Ontogenetic development hinges on the changes in gene expression in time and space within an organism, suggesting that the demands of ontogenetic growth can impose or reveal predictable pattern in the molecular evolution of genes expressed dynamically across development. Here, we characterize coexpression modules of the transcriptome, using a time series of 30 points from early embryo to adult. By capturing the functional form of expression profiles with quantitative metrics, we find fastest evolution in the distinctive set of genes with transcript abundance that declines through development from a peak in young embryos. These genes are highly enriched for oogenic function and transient early zygotic expression, are nonrandomly distributed in the genome, and correspond to a life stage especially prone to inviability in interspecies hybrids.
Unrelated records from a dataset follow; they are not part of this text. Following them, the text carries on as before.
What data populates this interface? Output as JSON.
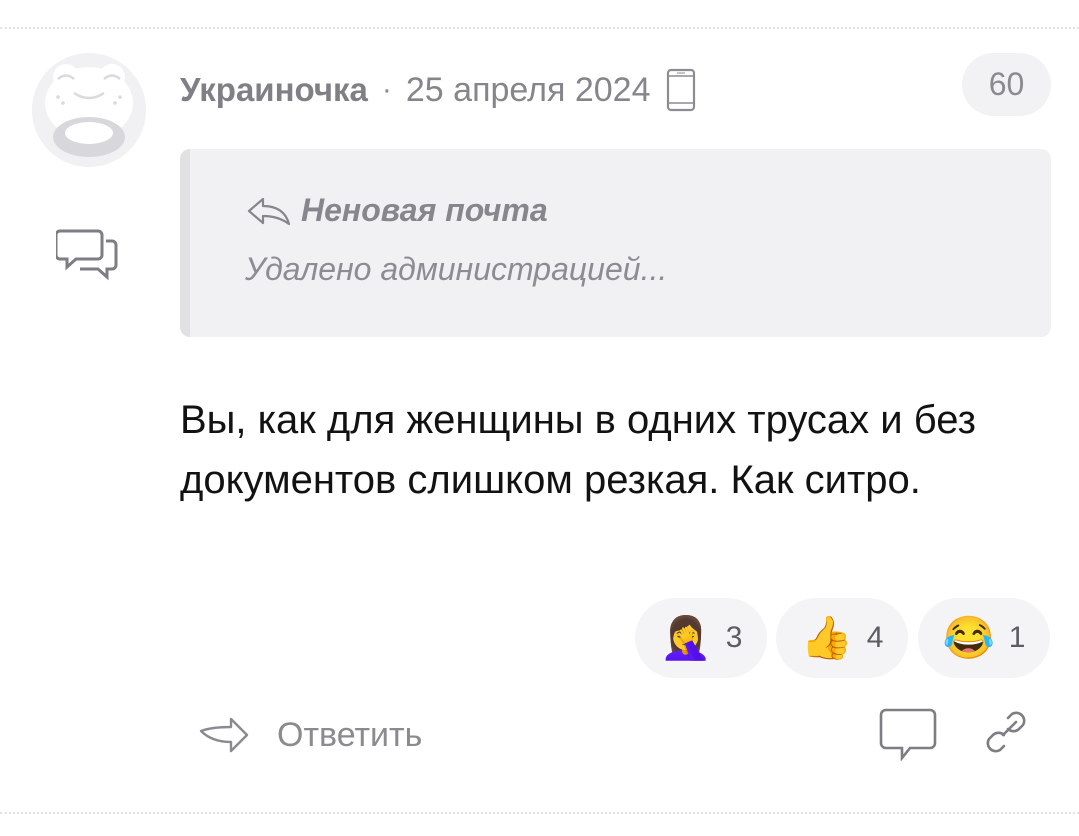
{
  "comment": {
    "author": "Украиночка",
    "separator": "·",
    "date": "25 апреля 2024",
    "score": "60",
    "quote": {
      "author": "Неновая почта",
      "text": "Удалено администрацией..."
    },
    "body": "Вы, как для женщины в одних трусах и без документов слишком резкая. Как ситро.",
    "reactions": [
      {
        "emoji": "🤦‍♀️",
        "icon": "facepalm-emoji",
        "count": "3"
      },
      {
        "emoji": "👍",
        "icon": "thumbs-up-emoji",
        "count": "4"
      },
      {
        "emoji": "😂",
        "icon": "tears-of-joy-emoji",
        "count": "1"
      }
    ],
    "actions": {
      "reply_label": "Ответить"
    }
  },
  "icons": {
    "avatar": "frog-avatar",
    "thread": "comment-thread-icon",
    "device": "mobile-phone-icon",
    "reply": "reply-arrow-icon",
    "comment": "comment-icon",
    "link": "link-icon"
  },
  "colors": {
    "muted_text": "#8c8c92",
    "quote_background": "#f1f1f3",
    "reaction_background": "#f4f4f6"
  }
}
These observations conflict with the "early conservation model" for the evolution of development, although expression-weighted sequence divergence analysis provides some support for the "hourglass model." Genes in coexpression modules that peak toward adulthood also evolve fast, being hyper-enriched for roles in spermatogenesis, implicating a history of sexual selection and relaxation of selection on sperm as key factors driving rapid change to ontogenetically distinguishable coexpression modules of genes. We propose that these predictable trends of molecular evolution for dynamically expressed genes across ontogeny predispose particular life stages, early embryogenesis in particular, to hybrid dysfunction in the speciation process.